After the code has been analyzed and transformed to IR, the compiler repeatedly replaces some assembler combinations to equal ones, but cheaper. Some examples are:
  • stack permutations: DUP + DUP => 2DUP, SWAP + OVER => TUCK, etc.
  • N LDU + NIP => N PLDU
  • SWAP + N STU => N STUR, SWAP + STSLICE => STSLICER, etc.
  • SWAP + EQUAL => EQUAL and other symmetric like MUL, OR, etc.
  • 0 EQINT + N THROWIF => N THROWIFNOT and vice versa
  • N EQINT + NOT => N NEQINT and other xxx + NOT
Some others are done semantically in advance when it’s safe:
  • replace a ternary operator to CONDSEL
  • evaluate arguments of asm functions in a desired stack order
  • evaluate struct fields of a shuffled object literal to fit stack order

Lazy loading

The magic lazy keyword loads only required fields from a cell/slice: 
struct Storage {
    // ...
}

get fun publicKey() {
    val st = lazy Storage.load();
    // <-- fields before are skipped, publicKey preloaded
    return st.publicKey
}
The compiler tracks exactly which fields are accessed, and unpacks only those fields, skipping the rest. Read lazy loading.

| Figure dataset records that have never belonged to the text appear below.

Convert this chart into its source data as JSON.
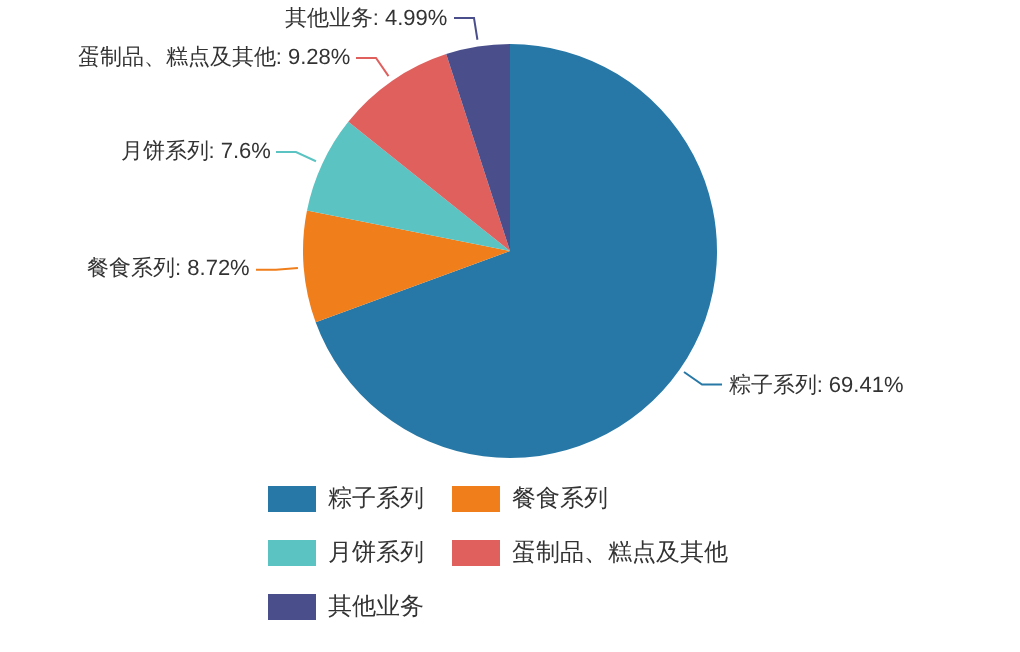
{
  "chart_data": {
    "type": "pie",
    "categories": [
      "粽子系列",
      "餐食系列",
      "月饼系列",
      "蛋制品、糕点及其他",
      "其他业务"
    ],
    "values": [
      69.41,
      8.72,
      7.6,
      9.28,
      4.99
    ],
    "value_labels": [
      "粽子系列: 69.41%",
      "餐食系列: 8.72%",
      "月饼系列: 7.6%",
      "蛋制品、糕点及其他: 9.28%",
      "其他业务: 4.99%"
    ],
    "colors": [
      "#2778a6",
      "#f07e1a",
      "#5cc3c3",
      "#e0605e",
      "#4a4f8c"
    ],
    "legend": "bottom"
  }
}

Suggestions for manual optimizations

Although the compiler performs substantial work in the background, there are still cases when a developer can gain a few gas units. The primary aspect is changing evaluation order to target fewer stack manipulations. The compiler does not reorder blocks of code unless they are constant expressions or pure calls. But a developer knows the context better. Generally, it looks like this: 
fun demo() {
    // variable initialization, grouped
    val v1 = someFormula1();
    val v2 = someFormula2();
    val v3 = someFormula3();

    // use them in calls, assertions, etc.
    someUsage(v1);
    anotherUsage(v2);
    assert(v3) throw 123;
}
After the first block, the stack is (v1 v2 v3). But v1 is used at first, so the stack must be shuffled with SWAP / ROT / XCPU / etc. If to rearrange assignments or usages — say, move assert(v3) upper — it will naturally pop the topmost element. Of course, automatic reordering is unsafe and prohibited, but in exact cases business logic might be still valid. Another option is using bitwise & | instead of logical && ||. Logical operators are short-circuit: the right operand is evaluated only if required to. It’s implemented via conditional branches at runtime. But in some cases, evaluating both operands is less expensive than a dynamic IF. The last possibility is using low-level Fift code for certain independent tasks that cannot be expressed imperatively. Usage of exotic TVM instructions like NULLROTRIFNOT / IFBITJMP / etc. Overriding how top-level Fift dictionary works for routing method_id. And similar. Old residents call it “deep fifting”. Anyway, it’s applicable only to a very limited set of goals, mostly as exercises, not as real-world usage.
Do not micro-optimize. Lots of sleepless nights will result in 2-3% gas reducing at best, producing unreadable code. Just use Tolk as intended.

How to explore Fift assembler

Tolk compiler outputs Fift assembler. The bytecode (bag of cells) is generated by Fift, actually. Projects built on blueprint rely on tolk-js under the hood, which invokes Tolk and then Fift. As a result:
  • for command-line users, fift assembler is the compiler’s output
  • for blueprint users, it’s an intermediate result, but can easily be found
To view Fift assembler in blueprint, run npm build or blueprint build in a project. After successful compilation, a directory build/ is created, and a folder build/ContractName/ contains a .fif file.